Let us set the scene. It’s April 2019, and it has been a year since Avengers: Infinity War left you with a million unanswered questions about the culmination of a decade of the Marvel Cinematic Universe. You count the days until the movie’s continuation, Avengers: Endgame, finally hits theaters. You’re dreading the prospect that one of your favorite heroes might die, but you cannot wait to see Thanos finally defeated.
Once the day finally comes, the audience cheers and roars like it’s a real-life fight they’re witnessing, and the movie breaks Avatar‘s historical box office record.
“It will never happen again,” Joe told Variety, calling the film “an apex of that era of theatrical filmmaking.” He’s not wrong. Endgame grossed $2.798 billion at the box office worldwide, surpassing Infinity War‘s entire theatrical run in just eleven days, and finally surpassing the record held by Avatar for ten years.
The cinema experience has changed massively since Avengers: Endgame came out, especially after the COVID-19 pandemic forced moviegoers to stay home and turn towards smaller screens instead. For the Russo brothers, however, the pandemic only sped up a process that they had seen coming a long time ago. “When we started AGBO [in 2016], we already felt the winds shifting,” they said. AGBO is the brothers’ artist-first independent studio launched in 2017.

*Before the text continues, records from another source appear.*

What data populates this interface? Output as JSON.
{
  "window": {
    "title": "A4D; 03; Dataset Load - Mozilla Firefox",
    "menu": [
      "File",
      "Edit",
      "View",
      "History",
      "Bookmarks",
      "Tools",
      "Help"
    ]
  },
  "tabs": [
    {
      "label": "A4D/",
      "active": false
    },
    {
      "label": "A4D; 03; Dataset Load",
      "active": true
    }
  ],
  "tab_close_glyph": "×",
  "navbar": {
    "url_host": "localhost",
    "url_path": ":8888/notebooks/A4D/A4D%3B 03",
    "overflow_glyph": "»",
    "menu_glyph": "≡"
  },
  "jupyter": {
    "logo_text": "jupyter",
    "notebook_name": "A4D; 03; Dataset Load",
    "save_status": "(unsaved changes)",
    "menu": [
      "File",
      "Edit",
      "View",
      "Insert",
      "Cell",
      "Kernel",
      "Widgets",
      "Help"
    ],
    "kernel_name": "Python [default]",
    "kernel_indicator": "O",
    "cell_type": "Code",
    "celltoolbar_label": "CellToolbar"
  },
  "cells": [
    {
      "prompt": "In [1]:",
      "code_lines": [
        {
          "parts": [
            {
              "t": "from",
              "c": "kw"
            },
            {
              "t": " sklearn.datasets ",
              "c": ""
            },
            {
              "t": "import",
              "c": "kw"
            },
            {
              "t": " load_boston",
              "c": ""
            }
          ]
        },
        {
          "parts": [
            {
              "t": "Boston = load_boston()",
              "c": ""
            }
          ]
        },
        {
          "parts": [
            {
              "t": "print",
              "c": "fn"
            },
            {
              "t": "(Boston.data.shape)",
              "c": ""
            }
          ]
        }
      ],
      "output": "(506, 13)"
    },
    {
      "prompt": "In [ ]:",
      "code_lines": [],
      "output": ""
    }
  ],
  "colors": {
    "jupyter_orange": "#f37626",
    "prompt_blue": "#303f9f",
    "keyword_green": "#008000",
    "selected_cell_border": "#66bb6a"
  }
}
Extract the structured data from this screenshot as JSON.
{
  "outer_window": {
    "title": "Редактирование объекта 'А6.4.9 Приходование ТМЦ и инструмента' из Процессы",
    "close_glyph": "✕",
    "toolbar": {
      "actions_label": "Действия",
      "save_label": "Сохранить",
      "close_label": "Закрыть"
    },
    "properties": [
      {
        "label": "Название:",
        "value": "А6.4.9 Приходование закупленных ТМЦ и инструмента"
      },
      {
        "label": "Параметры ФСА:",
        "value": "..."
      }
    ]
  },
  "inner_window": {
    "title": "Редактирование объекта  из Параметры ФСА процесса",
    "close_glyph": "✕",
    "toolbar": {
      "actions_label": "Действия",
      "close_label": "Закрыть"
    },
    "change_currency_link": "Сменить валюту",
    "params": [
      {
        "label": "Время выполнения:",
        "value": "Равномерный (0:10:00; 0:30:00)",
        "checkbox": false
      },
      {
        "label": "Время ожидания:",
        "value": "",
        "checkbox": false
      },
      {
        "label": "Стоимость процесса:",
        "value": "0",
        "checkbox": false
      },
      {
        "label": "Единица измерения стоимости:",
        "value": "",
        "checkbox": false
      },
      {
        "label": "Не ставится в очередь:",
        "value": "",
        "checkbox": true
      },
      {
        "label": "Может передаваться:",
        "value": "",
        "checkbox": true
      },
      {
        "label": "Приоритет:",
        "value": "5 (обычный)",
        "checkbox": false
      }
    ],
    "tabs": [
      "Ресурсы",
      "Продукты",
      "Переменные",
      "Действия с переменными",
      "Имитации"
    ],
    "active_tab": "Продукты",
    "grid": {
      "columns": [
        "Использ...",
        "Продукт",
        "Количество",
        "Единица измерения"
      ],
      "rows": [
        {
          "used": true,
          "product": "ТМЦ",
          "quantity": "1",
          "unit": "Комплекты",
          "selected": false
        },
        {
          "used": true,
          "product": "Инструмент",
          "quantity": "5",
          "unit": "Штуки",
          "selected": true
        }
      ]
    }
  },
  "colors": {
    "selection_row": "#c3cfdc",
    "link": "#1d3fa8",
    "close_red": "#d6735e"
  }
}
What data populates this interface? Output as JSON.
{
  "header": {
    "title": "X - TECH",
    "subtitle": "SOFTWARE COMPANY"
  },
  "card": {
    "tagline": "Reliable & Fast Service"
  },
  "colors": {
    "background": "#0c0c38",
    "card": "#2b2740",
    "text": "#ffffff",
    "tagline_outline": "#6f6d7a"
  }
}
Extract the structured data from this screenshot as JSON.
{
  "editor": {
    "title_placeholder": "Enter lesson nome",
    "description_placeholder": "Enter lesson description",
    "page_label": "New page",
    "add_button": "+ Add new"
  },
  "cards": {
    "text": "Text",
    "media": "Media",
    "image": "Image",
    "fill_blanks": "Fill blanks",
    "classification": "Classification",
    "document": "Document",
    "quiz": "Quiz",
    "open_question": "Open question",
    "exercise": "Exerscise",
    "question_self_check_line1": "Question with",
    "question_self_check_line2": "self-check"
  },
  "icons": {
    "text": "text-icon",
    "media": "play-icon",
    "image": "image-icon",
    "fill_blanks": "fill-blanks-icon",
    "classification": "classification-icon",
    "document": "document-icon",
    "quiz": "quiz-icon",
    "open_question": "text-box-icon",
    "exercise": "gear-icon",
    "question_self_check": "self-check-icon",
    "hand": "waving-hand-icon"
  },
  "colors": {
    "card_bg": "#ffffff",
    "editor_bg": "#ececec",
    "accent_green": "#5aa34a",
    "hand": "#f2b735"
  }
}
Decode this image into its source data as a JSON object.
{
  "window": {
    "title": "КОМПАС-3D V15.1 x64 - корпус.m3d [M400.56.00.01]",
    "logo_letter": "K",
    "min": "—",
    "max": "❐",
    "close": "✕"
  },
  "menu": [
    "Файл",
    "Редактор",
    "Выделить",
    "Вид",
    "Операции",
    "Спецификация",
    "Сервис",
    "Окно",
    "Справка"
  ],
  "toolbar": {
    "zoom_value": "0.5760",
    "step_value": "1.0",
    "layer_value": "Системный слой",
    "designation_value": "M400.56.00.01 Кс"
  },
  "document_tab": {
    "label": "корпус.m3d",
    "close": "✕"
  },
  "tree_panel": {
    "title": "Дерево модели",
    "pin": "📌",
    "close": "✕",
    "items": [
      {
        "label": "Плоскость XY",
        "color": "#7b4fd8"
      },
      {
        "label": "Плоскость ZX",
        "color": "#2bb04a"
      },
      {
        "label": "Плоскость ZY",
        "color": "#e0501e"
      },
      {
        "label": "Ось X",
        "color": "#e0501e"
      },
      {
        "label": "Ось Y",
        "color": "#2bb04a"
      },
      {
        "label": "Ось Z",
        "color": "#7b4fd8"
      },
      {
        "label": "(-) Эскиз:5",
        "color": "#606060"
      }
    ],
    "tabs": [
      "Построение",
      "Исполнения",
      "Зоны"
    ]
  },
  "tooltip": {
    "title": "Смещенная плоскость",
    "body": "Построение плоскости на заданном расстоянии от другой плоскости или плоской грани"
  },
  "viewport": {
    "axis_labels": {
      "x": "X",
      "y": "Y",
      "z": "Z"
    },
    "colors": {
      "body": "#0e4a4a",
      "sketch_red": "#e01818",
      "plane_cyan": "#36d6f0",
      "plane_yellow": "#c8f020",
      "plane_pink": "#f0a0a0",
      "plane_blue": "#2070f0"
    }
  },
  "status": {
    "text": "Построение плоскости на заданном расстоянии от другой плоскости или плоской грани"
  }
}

Even if the future isn’t in billion-dollar box office releases or memorable theatrical experiences like the ones that took place worldwide with Endgame, Joe and Anthony aren’t scared. “Things are changing fast, which we’re very excited by,” Anthony shared with Variety.
The directing duo calls themselves “futurists” and tech enthusiasts, hoping to “meet the market where it is at that moment,” instead of trying to change trends. “That’s been our agenda from the beginning, and it’s served us very well,” they said.
Marvel’s Phase Four output, which kickstarted after the conclusion of the Infinity Saga in Endgame, hasn’t come close to the 2019 title. Though Spider-Man: No Way Home, which brought all iterations of the silver screen’s Peter Parker together by joining Tobey Maguire, Andrew Garfield, and Tom Holland in a festival of nostalgia in 2021, came closest, it finished its theatrical run almost $1 billion short of Endgame.
Another contender could be James Cameron’s sequel to Avatar, which is finally hitting theaters this December, a decade after the first film. The MCU’s next Avengers movie, Avengers: The Kang Dynasty, is another possibility when it comes out in 2025.